Consensos que trascendieron ideologías
Cada proyecto requirió tiempo, estudios y gestiones de sus ponentes para convencer a Senado y Cámara de Representantes sobre la importancia de legislar contra vacíos legales o modificar normativas antiguas que vulneraban los derechos femeninos. Alexandra Vásquez, congresista del Pacto Histórico, afirmó: “Es un mensaje muy poderoso para un país dividido: dejamos los egos políticos a un lado y mostramos que el bien del país pesa más que la ideología”.
Entre las leyes que lograron unanimidad entre izquierda, centro y derecha destacan la que reconoce a las buscadoras de desaparecidos en la guerra como constructoras de paz y la iniciativa de Mujeres Rurales, que reorienta esfuerzos institucionales para sacar a millones de campesinas de la exclusión y la vulnerabilidad.

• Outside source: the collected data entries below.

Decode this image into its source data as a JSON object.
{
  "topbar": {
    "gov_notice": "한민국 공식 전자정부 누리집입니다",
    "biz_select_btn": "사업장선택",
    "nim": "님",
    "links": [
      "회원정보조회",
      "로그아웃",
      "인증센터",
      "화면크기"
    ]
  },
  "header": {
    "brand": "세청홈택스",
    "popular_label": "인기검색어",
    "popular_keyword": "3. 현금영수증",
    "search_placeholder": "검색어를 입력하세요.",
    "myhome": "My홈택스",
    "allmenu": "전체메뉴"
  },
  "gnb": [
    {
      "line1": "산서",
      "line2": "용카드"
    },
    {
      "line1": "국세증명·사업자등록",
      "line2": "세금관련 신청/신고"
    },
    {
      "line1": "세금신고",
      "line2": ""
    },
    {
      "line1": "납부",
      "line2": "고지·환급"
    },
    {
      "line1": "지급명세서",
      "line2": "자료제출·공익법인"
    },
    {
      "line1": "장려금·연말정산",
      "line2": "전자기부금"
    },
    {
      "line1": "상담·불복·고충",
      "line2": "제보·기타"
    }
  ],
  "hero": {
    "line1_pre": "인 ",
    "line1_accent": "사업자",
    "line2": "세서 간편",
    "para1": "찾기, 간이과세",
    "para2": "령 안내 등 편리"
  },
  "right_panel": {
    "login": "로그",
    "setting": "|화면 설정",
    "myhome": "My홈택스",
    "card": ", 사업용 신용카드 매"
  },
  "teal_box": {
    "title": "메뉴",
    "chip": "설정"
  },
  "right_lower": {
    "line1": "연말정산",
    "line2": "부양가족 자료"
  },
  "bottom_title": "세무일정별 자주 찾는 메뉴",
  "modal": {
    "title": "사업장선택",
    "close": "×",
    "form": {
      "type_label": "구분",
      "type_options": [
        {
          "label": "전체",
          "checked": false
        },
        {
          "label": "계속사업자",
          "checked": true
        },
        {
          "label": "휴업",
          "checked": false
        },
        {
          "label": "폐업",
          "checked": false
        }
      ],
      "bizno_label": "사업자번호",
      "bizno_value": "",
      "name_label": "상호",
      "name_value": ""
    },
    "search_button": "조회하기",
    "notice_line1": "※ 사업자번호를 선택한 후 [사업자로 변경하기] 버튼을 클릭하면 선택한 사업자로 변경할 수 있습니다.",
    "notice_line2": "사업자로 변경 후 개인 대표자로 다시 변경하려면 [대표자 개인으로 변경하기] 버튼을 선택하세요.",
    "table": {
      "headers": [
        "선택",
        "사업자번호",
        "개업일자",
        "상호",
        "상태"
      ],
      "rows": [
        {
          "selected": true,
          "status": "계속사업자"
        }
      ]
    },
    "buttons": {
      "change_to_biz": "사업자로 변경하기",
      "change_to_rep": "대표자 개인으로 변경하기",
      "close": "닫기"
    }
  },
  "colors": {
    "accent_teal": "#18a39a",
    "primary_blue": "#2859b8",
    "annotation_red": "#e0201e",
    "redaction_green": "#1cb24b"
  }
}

Leyes históricas e icónicas
Carolina Giraldo, representante por Risaralda, calificó varias normas como “históricas e icónicas”. Entre ellas, la ley que prohíbe la mutilación genital femenina y la que puso fin a 70 años de matrimonios infantiles con cónyuges hasta tres veces mayores que las niñas. También se aprobó la norma que obliga al Estado a atender hasta los 25 años a los hijos de víctimas de feminicidio que quedaron desprotegidos.
“Este Congreso hizo historia no solo por legislar y hacer un legado normativo para niñas y mujeres, sino porque le mostró a Colombia que los consensos políticos pueden darse para garantizar los derechos de millones. Es el mayor logro que le dejamos al país: reunir mayorías para el bien”, explicó Giraldo.

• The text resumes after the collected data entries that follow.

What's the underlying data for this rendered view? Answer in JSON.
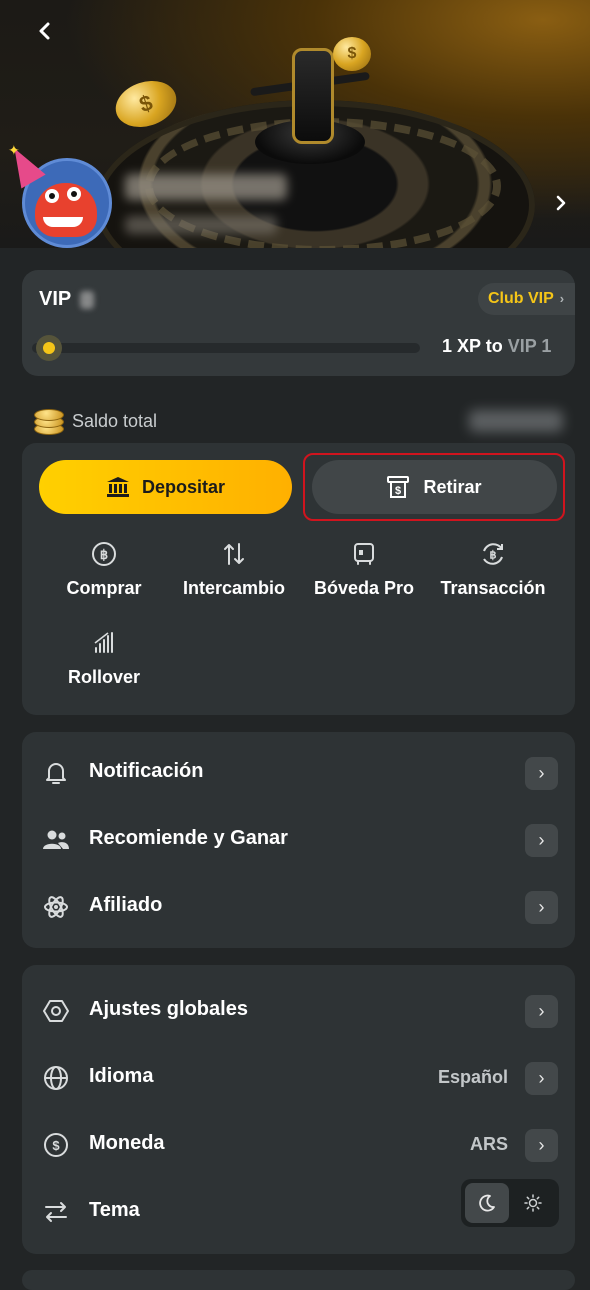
{
  "vip": {
    "label": "VIP",
    "club_label": "Club VIP",
    "progress_fraction": 0.0,
    "xp_text": "1 XP to",
    "next_level": "VIP 1"
  },
  "balance": {
    "label": "Saldo total"
  },
  "wallet": {
    "deposit_label": "Depositar",
    "withdraw_label": "Retirar",
    "actions": [
      {
        "label": "Comprar",
        "icon": "bitcoin-icon"
      },
      {
        "label": "Intercambio",
        "icon": "swap-arrows-icon"
      },
      {
        "label": "Bóveda Pro",
        "icon": "vault-icon"
      },
      {
        "label": "Transacción",
        "icon": "transaction-icon"
      },
      {
        "label": "Rollover",
        "icon": "bar-chart-icon"
      }
    ]
  },
  "menu1": {
    "items": [
      {
        "label": "Notificación",
        "icon": "bell-icon"
      },
      {
        "label": "Recomiende y Ganar",
        "icon": "users-icon"
      },
      {
        "label": "Afiliado",
        "icon": "atom-icon"
      }
    ]
  },
  "menu2": {
    "items": [
      {
        "label": "Ajustes globales",
        "icon": "hexagon-settings-icon",
        "value": ""
      },
      {
        "label": "Idioma",
        "icon": "globe-icon",
        "value": "Español"
      },
      {
        "label": "Moneda",
        "icon": "dollar-circle-icon",
        "value": "ARS"
      },
      {
        "label": "Tema",
        "icon": "swap-horizontal-icon",
        "value": ""
      }
    ]
  },
  "colors": {
    "accent_yellow": "#f5c518",
    "highlight_red": "#d0141e",
    "card_bg": "#2e3335",
    "page_bg": "#222526"
  }
}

Avances en cuidado y protección
Otras iniciativas respondieron al clamor de miles de madres y mujeres. Se amplió la licencia de paternidad para redistribuir las cargas de cuidado, y se creó una ley para proteger espacios amigables con madres lactantes. También se aprobó la Ley de Utilidad Pública, que da una segunda oportunidad a madres cabeza de hogar condenadas a cumplir pena mediante obras comunitarias. Esta iniciativa, aunque aprobada en el Congreso 2018-2022, fue objetada por el entonces presidente Iván Duque y solo se sancionó gracias a la nueva oleada de parlamentarios.
Deudas pendientes
A pesar de los logros, ONU Mujeres señala que aún deben tramitarse al menos 12 discusiones para erradicar normas o “zonas grises” que perjudican a las mujeres. Entre ellas, ratificar el tratado internacional sobre violencia y acoso laboral, y reformar la Ley 1257 de 2008 para incluir como violencia de género agresiones digitales, institucionales, ginecoobstétricas o simbólicas.
“Tuvo que pasar más de un siglo para que Colombia avanzara en la eliminación y modificación de disposiciones normativas discriminatorias… un orden jurídico sin discriminación es un componente esencial de una sociedad que se considera democrática”, concluyó ONU Mujeres.